Miren collapsed to his knees, blood seeping from his wound like threads unraveling the tapestry of destiny itself. The glow around him faded. The sky no longer bent. The ground no longer flinched.

Ercolash stepped back, gasping.

The voice returned.

"Well done, my vessel. Now… take what he was."

A surge of unholy energy coursed through Ercolash. The air shuddered. Light twisted. And from Miren’s broken body, a golden wisp rose—divine, delicate, and trembling.

It was his Blessing.

Heaven’s Luck.

[Unique Skill: “Fortune’s Favor” has been acquired.]
[Blessing: “Heaven’s Luck” has been transferred.]

Ercolash screamed as it entered him. His body rejected it—then consumed it. Twisting it. Bending it.
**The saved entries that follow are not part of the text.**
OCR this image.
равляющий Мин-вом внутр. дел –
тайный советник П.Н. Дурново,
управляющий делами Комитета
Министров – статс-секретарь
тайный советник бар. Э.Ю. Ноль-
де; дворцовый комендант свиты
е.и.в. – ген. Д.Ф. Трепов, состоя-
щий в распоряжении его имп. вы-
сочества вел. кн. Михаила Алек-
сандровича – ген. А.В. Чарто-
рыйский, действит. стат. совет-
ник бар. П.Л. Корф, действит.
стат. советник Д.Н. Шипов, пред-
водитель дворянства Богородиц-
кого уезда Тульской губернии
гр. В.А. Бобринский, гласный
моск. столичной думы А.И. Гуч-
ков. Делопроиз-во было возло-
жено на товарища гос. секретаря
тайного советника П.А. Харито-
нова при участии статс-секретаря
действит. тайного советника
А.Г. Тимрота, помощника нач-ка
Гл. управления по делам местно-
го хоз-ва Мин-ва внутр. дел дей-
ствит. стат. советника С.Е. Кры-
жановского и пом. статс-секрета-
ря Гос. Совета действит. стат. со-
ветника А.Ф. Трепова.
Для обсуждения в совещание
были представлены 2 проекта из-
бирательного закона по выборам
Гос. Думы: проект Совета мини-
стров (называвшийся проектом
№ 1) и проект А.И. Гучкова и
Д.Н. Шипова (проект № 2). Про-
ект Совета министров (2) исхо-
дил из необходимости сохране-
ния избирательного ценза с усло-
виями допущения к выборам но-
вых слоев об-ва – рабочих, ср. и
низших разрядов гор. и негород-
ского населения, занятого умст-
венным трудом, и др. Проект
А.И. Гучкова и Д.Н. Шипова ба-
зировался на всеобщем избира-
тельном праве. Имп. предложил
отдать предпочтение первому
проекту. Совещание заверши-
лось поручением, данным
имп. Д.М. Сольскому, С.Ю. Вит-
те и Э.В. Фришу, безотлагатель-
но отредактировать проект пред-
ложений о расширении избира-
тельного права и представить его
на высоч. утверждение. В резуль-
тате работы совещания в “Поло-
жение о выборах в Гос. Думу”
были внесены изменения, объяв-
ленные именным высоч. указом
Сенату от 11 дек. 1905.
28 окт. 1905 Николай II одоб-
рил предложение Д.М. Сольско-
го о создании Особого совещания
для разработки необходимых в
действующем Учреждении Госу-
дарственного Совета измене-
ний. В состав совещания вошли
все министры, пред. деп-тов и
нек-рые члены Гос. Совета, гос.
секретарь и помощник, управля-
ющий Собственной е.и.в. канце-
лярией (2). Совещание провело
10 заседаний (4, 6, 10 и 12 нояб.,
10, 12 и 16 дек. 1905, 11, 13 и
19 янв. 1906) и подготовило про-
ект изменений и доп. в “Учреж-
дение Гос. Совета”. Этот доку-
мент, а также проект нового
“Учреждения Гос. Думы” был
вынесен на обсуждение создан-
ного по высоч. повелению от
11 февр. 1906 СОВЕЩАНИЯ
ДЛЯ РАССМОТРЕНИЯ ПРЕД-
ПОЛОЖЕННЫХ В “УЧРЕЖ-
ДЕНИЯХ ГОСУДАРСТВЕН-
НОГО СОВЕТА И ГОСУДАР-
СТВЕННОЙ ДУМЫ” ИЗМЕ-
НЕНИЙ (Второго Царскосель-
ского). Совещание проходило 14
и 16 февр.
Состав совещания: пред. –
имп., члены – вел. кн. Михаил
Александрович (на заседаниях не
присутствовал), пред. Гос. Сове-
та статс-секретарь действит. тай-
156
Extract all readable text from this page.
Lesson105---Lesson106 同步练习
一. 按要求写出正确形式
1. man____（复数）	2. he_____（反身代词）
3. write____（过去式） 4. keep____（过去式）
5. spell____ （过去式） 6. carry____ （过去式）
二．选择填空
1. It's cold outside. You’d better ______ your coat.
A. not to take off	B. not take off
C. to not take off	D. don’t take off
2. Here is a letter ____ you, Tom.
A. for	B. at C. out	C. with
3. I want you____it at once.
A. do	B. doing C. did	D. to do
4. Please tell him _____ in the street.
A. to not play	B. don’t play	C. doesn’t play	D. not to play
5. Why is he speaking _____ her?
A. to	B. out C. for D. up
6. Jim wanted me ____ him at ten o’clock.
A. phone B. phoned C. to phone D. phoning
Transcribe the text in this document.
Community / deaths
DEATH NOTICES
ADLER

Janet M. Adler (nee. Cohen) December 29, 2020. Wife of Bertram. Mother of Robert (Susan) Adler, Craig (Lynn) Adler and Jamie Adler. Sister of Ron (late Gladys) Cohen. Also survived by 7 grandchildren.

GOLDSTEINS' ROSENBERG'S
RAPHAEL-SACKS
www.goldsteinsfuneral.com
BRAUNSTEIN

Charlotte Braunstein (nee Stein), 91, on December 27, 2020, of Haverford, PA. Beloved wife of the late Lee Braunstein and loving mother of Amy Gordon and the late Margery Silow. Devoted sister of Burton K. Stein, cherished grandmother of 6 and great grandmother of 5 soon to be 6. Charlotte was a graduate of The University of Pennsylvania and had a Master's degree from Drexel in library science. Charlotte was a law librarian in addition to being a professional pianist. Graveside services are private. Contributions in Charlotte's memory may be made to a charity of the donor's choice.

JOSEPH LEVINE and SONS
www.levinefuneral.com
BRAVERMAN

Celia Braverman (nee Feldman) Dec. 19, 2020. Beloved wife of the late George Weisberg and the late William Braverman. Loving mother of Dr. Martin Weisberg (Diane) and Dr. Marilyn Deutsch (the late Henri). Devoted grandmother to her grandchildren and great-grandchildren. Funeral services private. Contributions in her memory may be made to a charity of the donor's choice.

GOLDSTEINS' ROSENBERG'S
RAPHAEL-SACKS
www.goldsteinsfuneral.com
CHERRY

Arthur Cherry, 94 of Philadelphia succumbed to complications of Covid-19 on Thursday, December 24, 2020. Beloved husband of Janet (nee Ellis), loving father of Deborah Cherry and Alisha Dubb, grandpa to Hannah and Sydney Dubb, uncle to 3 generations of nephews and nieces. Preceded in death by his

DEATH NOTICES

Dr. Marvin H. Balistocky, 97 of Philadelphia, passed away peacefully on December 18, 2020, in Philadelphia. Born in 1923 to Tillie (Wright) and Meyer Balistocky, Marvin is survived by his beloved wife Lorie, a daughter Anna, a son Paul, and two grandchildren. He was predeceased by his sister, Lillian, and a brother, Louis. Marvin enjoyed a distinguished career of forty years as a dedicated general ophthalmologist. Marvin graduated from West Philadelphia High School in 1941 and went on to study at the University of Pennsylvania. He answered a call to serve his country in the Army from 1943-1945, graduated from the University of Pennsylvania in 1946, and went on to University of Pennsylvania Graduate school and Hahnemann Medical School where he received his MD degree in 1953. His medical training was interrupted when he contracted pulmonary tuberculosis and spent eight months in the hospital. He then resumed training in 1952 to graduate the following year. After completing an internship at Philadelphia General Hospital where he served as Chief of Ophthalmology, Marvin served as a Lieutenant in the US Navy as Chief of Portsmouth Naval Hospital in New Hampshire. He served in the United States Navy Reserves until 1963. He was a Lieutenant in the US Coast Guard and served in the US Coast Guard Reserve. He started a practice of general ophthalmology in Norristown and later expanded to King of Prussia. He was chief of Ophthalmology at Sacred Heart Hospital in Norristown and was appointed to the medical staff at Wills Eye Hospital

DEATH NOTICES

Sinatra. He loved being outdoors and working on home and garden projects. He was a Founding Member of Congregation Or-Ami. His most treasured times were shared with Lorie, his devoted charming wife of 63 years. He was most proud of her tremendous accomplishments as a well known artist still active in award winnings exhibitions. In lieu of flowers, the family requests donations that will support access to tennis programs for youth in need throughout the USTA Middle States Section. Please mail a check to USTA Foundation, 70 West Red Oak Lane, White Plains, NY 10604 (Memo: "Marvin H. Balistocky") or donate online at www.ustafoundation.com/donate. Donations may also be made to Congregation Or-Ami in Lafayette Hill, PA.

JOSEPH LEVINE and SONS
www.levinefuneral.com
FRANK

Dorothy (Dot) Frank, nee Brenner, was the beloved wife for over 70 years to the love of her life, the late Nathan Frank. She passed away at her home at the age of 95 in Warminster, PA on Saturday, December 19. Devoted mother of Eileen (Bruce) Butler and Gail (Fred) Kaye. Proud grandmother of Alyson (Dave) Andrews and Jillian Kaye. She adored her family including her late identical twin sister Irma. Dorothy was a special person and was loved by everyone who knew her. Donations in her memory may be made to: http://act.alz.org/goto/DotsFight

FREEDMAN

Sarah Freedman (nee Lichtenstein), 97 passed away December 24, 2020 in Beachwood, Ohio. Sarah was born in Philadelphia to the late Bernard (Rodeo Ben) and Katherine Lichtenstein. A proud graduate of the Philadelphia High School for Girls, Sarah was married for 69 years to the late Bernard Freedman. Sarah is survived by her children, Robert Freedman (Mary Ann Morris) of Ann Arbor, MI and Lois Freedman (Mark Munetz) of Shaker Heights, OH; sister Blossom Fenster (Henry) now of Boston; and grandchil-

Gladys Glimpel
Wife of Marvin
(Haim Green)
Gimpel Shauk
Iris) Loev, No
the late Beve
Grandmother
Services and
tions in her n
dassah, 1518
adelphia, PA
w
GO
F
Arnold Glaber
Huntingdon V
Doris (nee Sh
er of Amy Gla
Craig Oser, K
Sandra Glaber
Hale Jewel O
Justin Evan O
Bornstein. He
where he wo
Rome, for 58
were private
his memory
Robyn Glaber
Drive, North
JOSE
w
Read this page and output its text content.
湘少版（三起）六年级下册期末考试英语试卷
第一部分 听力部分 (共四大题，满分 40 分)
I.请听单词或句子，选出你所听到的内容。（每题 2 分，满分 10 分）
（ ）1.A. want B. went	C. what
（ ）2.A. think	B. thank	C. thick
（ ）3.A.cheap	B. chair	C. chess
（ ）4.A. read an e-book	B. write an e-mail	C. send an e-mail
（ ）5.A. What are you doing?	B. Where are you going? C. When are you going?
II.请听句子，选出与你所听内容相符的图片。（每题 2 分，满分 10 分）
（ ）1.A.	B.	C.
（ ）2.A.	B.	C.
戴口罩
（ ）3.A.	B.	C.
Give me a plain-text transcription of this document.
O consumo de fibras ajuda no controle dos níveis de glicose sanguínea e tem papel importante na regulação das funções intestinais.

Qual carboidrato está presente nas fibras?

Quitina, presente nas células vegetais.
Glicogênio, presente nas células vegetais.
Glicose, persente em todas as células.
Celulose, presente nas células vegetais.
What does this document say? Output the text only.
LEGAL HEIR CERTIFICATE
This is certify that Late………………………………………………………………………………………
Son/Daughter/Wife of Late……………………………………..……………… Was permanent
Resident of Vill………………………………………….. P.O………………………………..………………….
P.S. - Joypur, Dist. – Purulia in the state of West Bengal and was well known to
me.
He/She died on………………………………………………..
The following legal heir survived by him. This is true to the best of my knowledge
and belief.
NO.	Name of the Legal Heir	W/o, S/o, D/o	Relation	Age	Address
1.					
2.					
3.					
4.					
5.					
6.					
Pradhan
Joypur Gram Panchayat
Turning it into something else.

Something fouler.

Where once it had shimmered like sunlight, now it pulsed like infected gold. The skill Lucky Fate was no longer divine.

It was Cursed Fortune.

And it belonged to him.

Ercolash stood amidst the silence, chest heaving, eyes lost.

Not in triumph.

But in horror.

He hadn’t wanted this.

But the voice laughed.

"One by one… you will become everything you hate."

The wind howled again.

And far above, in the broken heavens, a single thread of fate snapped.